Through its network of National Red Cross Red and Crescent Societies, the IFRC has been supporting and implementing health initiatives related to reproductive, maternal, newborn and child health for over 20 years. The IFRC is committed to “Making Every Mother and Child Count”, by working with partners to achieve Millennium Development Goals 4 and 5 to dramatically reduce child mortality and improve maternal health by 2015. As part of this strategy, the IFRC cooperates with the WHO, UNICEF and UNFPA and is part of an inter-agency working group to promote and facilitate reproductive health programmes.
Eliminating health inequities - Every woman and every child counts
Health inequities are affecting the life and future of all vulnerable groups of society across the world, creating systems of social injustice. By dismantling the barriers to health services and resources, we reduce the burden of disease that affects the future of children, impoverishes entire families and passes social injustice on through the generations. In the report, Eliminating health inequities, we focus on women and children not only because many of them suffer undue hardship, but also because women are instrumental in improving the health of their children, families and communities.
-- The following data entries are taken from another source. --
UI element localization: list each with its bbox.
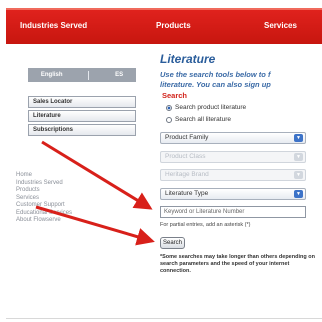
arrow-to-keyword-icon <box>41 140 153 210</box>
arrow-to-search-button-icon <box>35 205 155 246</box>
footer-divider <box>6 318 322 319</box>
annotation-arrows <box>35 140 155 246</box>
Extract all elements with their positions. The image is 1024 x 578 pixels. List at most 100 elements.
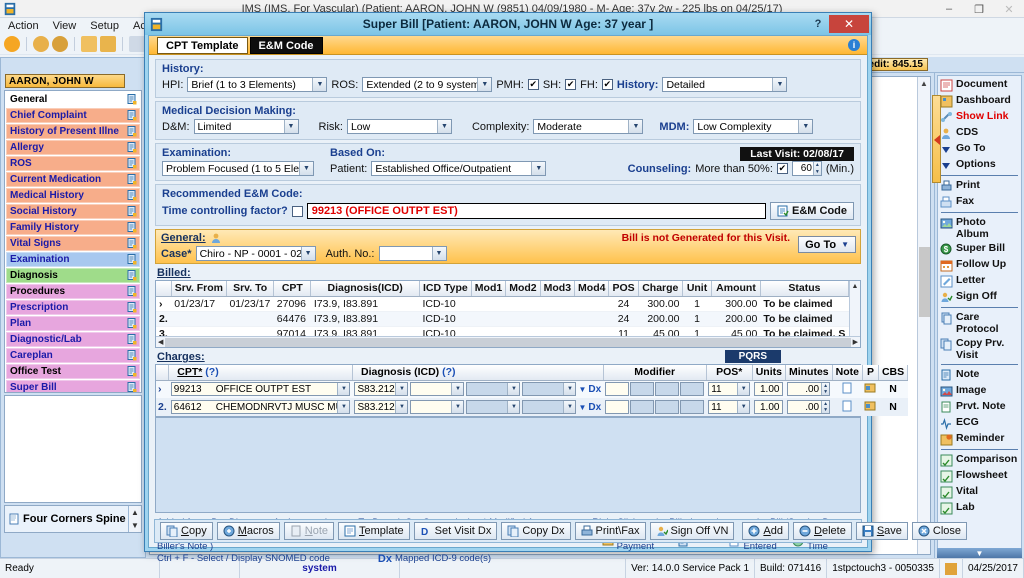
sidebar-item-super-bill[interactable]: Super Bill	[6, 380, 140, 393]
hpi-select[interactable]: Brief (1 to 3 Elements) ▼	[187, 77, 328, 92]
rail-item-note[interactable]: Note	[938, 367, 1021, 383]
stepper-arrows-icon[interactable]: ▲ ▼	[821, 401, 830, 413]
pos-select[interactable]: 11 ▼	[708, 400, 751, 414]
cell-modifier[interactable]	[603, 398, 706, 416]
cpt-select[interactable]: 99213 OFFICE OUTPT EST ▼	[170, 382, 351, 397]
sidebar-item-procedures[interactable]: Procedures	[6, 284, 140, 299]
section-document-icon[interactable]	[127, 222, 137, 233]
template-selector[interactable]: Four Corners Spine Ne ▲ ▼	[4, 505, 142, 533]
pqrs-badge[interactable]: PQRS	[724, 350, 781, 363]
modifier-3[interactable]	[655, 400, 680, 414]
patient-type-select[interactable]: Established Office/Outpatient ▼	[371, 161, 547, 176]
cell-minutes[interactable]: .00 ▲ ▼	[785, 380, 832, 398]
time-factor-checkbox[interactable]	[291, 205, 303, 217]
add-patient-icon[interactable]	[33, 36, 49, 52]
section-document-icon[interactable]	[127, 318, 137, 329]
delete-button[interactable]: Delete	[793, 522, 852, 540]
cell-modifier[interactable]	[603, 380, 706, 398]
sidebar-item-careplan[interactable]: Careplan	[6, 348, 140, 363]
table-row[interactable]: 2. 64612 CHEMODNRVTJ MUSC MUS ▼ S83.212A ▼ ▼ ▼ ▼…	[156, 398, 908, 416]
cpt-select[interactable]: 64612 CHEMODNRVTJ MUSC MUS ▼	[170, 400, 351, 414]
stepper-arrows-icon[interactable]: ▲ ▼	[812, 162, 821, 175]
table-row[interactable]: 3. 97014 I73.9, I83.891 ICD-10 11 45.00 1 45.00…	[156, 326, 849, 336]
payment-icon[interactable]	[864, 382, 876, 394]
dx-icon[interactable]: Dx	[588, 402, 601, 413]
section-document-icon[interactable]	[127, 366, 137, 377]
dx-icon[interactable]: Dx	[588, 384, 601, 395]
units-input[interactable]: 1.00	[754, 382, 784, 397]
tab-em-code[interactable]: E&M Code	[249, 37, 323, 54]
note-icon[interactable]	[841, 382, 853, 394]
scroll-right-arrow[interactable]: ▶	[853, 338, 858, 346]
dx4-select[interactable]: ▼	[522, 400, 577, 414]
rail-item-image[interactable]: Image	[938, 383, 1021, 399]
menu-view[interactable]: View	[53, 20, 77, 32]
cell-cpt[interactable]: 64612 CHEMODNRVTJ MUSC MUS ▼	[169, 398, 353, 416]
table-row[interactable]: 2. 64476 I73.9, I83.891 ICD-10 24 200.00 1 200.…	[156, 311, 849, 327]
dx1-select[interactable]: S83.212A ▼	[354, 382, 409, 397]
edit-patient-icon[interactable]	[52, 36, 68, 52]
scroll-left-arrow[interactable]: ◀	[158, 338, 163, 346]
rail-item-vital[interactable]: Vital	[938, 484, 1021, 500]
section-document-icon[interactable]	[127, 286, 137, 297]
section-document-icon[interactable]	[127, 142, 137, 153]
cell-units[interactable]: 1.00	[752, 398, 785, 416]
section-document-icon[interactable]	[127, 206, 137, 217]
rail-item-cds[interactable]: CDS	[938, 125, 1021, 141]
counseling-minutes-stepper[interactable]: 60 ▲ ▼	[791, 161, 822, 176]
sidebar-item-social-history[interactable]: Social History	[6, 204, 140, 219]
copy-button[interactable]: Copy	[160, 522, 213, 540]
template-button[interactable]: Template	[338, 522, 410, 540]
modifier-3[interactable]	[655, 382, 680, 397]
risk-select[interactable]: Low ▼	[346, 119, 452, 134]
pmh-checkbox[interactable]: ✔	[527, 79, 539, 90]
rail-item-prvt-note[interactable]: Prvt. Note	[938, 399, 1021, 415]
note-vertical-scrollbar[interactable]: ▲	[917, 77, 930, 554]
sidebar-item-examination[interactable]: Examination	[6, 252, 140, 267]
dx2-select[interactable]: ▼	[410, 382, 465, 397]
macros-button[interactable]: Macros	[216, 522, 280, 540]
section-document-icon[interactable]	[127, 110, 137, 121]
dx4-select[interactable]: ▼	[522, 382, 577, 397]
close-window-button[interactable]: ✕	[994, 0, 1024, 18]
dx3-select[interactable]: ▼	[466, 400, 521, 414]
save-button[interactable]: Save	[855, 522, 908, 540]
dx-expand-icon[interactable]: ▼	[578, 403, 586, 412]
cell-pos[interactable]: 11 ▼	[706, 380, 752, 398]
section-document-icon[interactable]	[127, 382, 137, 393]
examination-select[interactable]: Problem Focused (1 to 5 Elemen ▼	[162, 161, 314, 176]
sidebar-item-allergy[interactable]: Allergy	[6, 140, 140, 155]
rail-item-photo-album[interactable]: Photo Album	[938, 215, 1021, 241]
rail-item-follow-up[interactable]: Follow Up	[938, 257, 1021, 273]
rail-item-sign-off[interactable]: Sign Off	[938, 289, 1021, 305]
cell-p[interactable]	[862, 398, 878, 416]
cell-p[interactable]	[862, 380, 878, 398]
minutes-stepper[interactable]: .00 ▲ ▼	[787, 400, 831, 414]
modifier-2[interactable]	[630, 382, 655, 397]
rail-item-go-to[interactable]: Go To	[938, 141, 1021, 157]
section-document-icon[interactable]	[127, 302, 137, 313]
copy-dx-button[interactable]: Copy Dx	[501, 522, 571, 540]
rail-scroll-down[interactable]: ▼	[937, 548, 1022, 558]
section-document-icon[interactable]	[127, 126, 137, 137]
ros-select[interactable]: Extended (2 to 9 systems) ▼	[362, 77, 493, 92]
section-document-icon[interactable]	[127, 158, 137, 169]
sidebar-item-prescription[interactable]: Prescription	[6, 300, 140, 315]
rail-item-document[interactable]: Document	[938, 77, 1021, 93]
dx1-select[interactable]: S83.212A ▼	[354, 400, 409, 414]
minutes-stepper[interactable]: .00 ▲ ▼	[787, 382, 831, 397]
section-document-icon[interactable]	[127, 350, 137, 361]
history-level-select[interactable]: Detailed ▼	[662, 77, 788, 92]
section-document-icon[interactable]	[127, 238, 137, 249]
modifier-1[interactable]	[605, 400, 630, 414]
sidebar-item-plan[interactable]: Plan	[6, 316, 140, 331]
counseling-checkbox[interactable]: ✔	[776, 163, 788, 174]
scroll-thumb[interactable]	[165, 337, 851, 347]
add-button[interactable]: Add	[742, 522, 790, 540]
auth-no-select[interactable]: ▼	[378, 246, 447, 261]
modifier-4[interactable]	[680, 400, 705, 414]
close-button[interactable]: Close	[911, 522, 968, 540]
section-document-icon[interactable]	[127, 94, 137, 105]
status-tray-icon[interactable]	[940, 559, 963, 578]
sh-checkbox[interactable]: ✔	[565, 79, 577, 90]
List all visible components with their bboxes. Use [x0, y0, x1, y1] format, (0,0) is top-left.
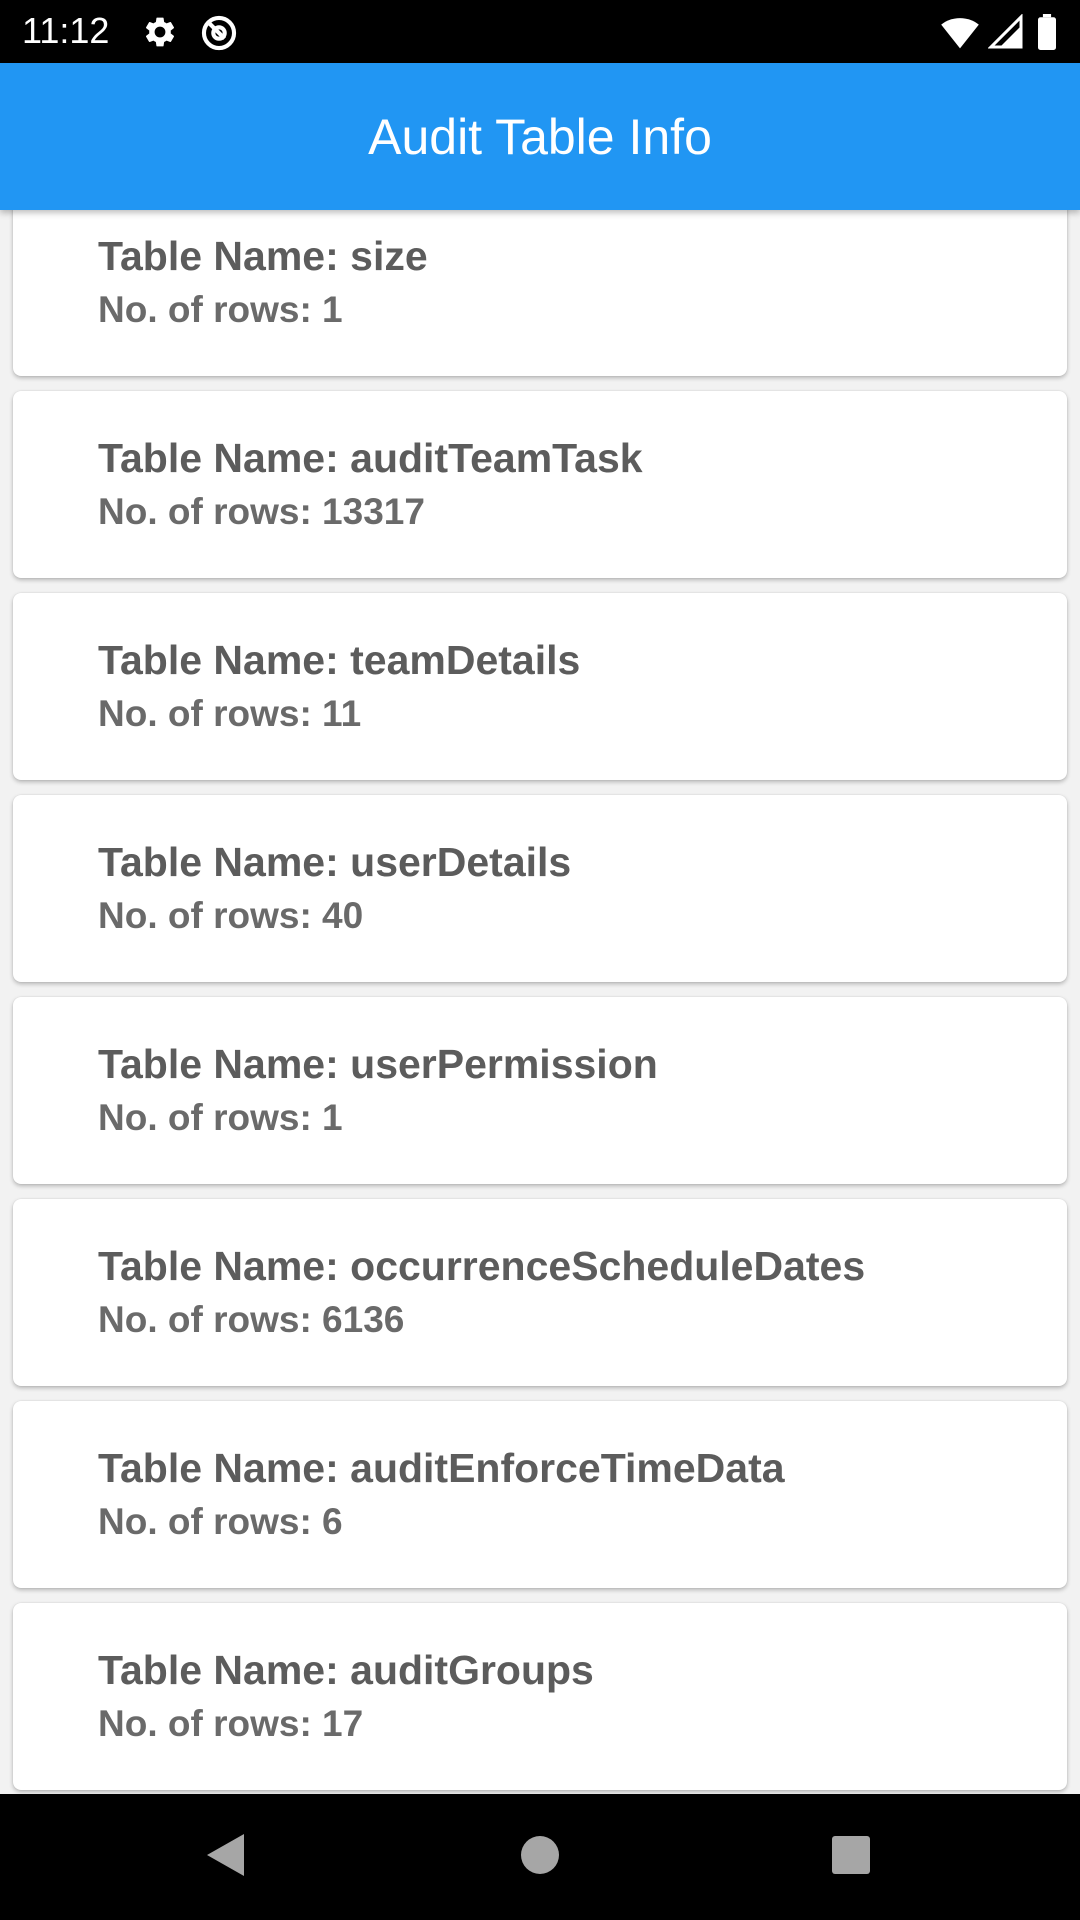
- row-count-label: No. of rows: 6: [98, 1501, 343, 1542]
- back-icon: [204, 1832, 246, 1883]
- table-info-list[interactable]: Table Name: size No. of rows: 1 Table Na…: [0, 210, 1080, 1794]
- list-item[interactable]: Table Name: auditEnforceTimeData No. of …: [13, 1401, 1067, 1588]
- status-time: 11:12: [22, 10, 110, 51]
- row-count-label: No. of rows: 40: [98, 895, 364, 936]
- row-count-label: No. of rows: 13317: [98, 491, 425, 532]
- navigation-bar: [0, 1794, 1080, 1920]
- battery-icon: [1036, 14, 1058, 55]
- wifi-icon: [940, 14, 980, 55]
- table-name-label: Table Name: userDetails: [98, 839, 572, 885]
- table-name-label: Table Name: auditEnforceTimeData: [98, 1445, 785, 1491]
- list-item[interactable]: Table Name: userPermission No. of rows: …: [13, 997, 1067, 1184]
- list-item[interactable]: Table Name: teamDetails No. of rows: 11: [13, 593, 1067, 780]
- list-item[interactable]: Table Name: auditTeamTask No. of rows: 1…: [13, 391, 1067, 578]
- table-name-label: Table Name: userPermission: [98, 1041, 658, 1087]
- recents-icon: [831, 1835, 871, 1880]
- recents-button[interactable]: [821, 1827, 881, 1887]
- at-sign-icon: [200, 14, 238, 57]
- table-name-label: Table Name: occurrenceScheduleDates: [98, 1243, 866, 1289]
- row-count-label: No. of rows: 11: [98, 693, 362, 734]
- status-bar: 11:12: [0, 0, 1080, 63]
- gear-icon: [142, 14, 178, 55]
- row-count-label: No. of rows: 17: [98, 1703, 364, 1744]
- list-item[interactable]: Table Name: size No. of rows: 1: [13, 210, 1067, 376]
- table-name-label: Table Name: size: [98, 233, 428, 279]
- row-count-label: No. of rows: 1: [98, 1097, 343, 1138]
- page-title: Audit Table Info: [368, 108, 712, 165]
- home-button[interactable]: [510, 1827, 570, 1887]
- app-bar: Audit Table Info: [0, 63, 1080, 210]
- row-count-label: No. of rows: 1: [98, 289, 343, 330]
- table-name-label: Table Name: teamDetails: [98, 637, 581, 683]
- signal-icon: [987, 13, 1024, 55]
- back-button[interactable]: [195, 1827, 255, 1887]
- home-icon: [520, 1835, 560, 1880]
- table-name-label: Table Name: auditGroups: [98, 1647, 594, 1693]
- row-count-label: No. of rows: 6136: [98, 1299, 405, 1340]
- list-item[interactable]: Table Name: auditGroups No. of rows: 17: [13, 1603, 1067, 1790]
- list-item[interactable]: Table Name: userDetails No. of rows: 40: [13, 795, 1067, 982]
- list-item[interactable]: Table Name: occurrenceScheduleDates No. …: [13, 1199, 1067, 1386]
- table-name-label: Table Name: auditTeamTask: [98, 435, 643, 481]
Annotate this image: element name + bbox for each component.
The report provides evidence that health inequities can and need to be addressed through a holistic approach. Health inequities, and the resulting social injustice are closely linked with other issues such as poverty, gender inequality and human rights violations which in turn, have an impact on education, transport, health, agriculture, and overall well-being. Our interventions should therefore be multi-sectoral, going beyond health to address social and economic determinants – malnutrition, alcohol abuse, poor housing, indoor air pollution and poverty, among others.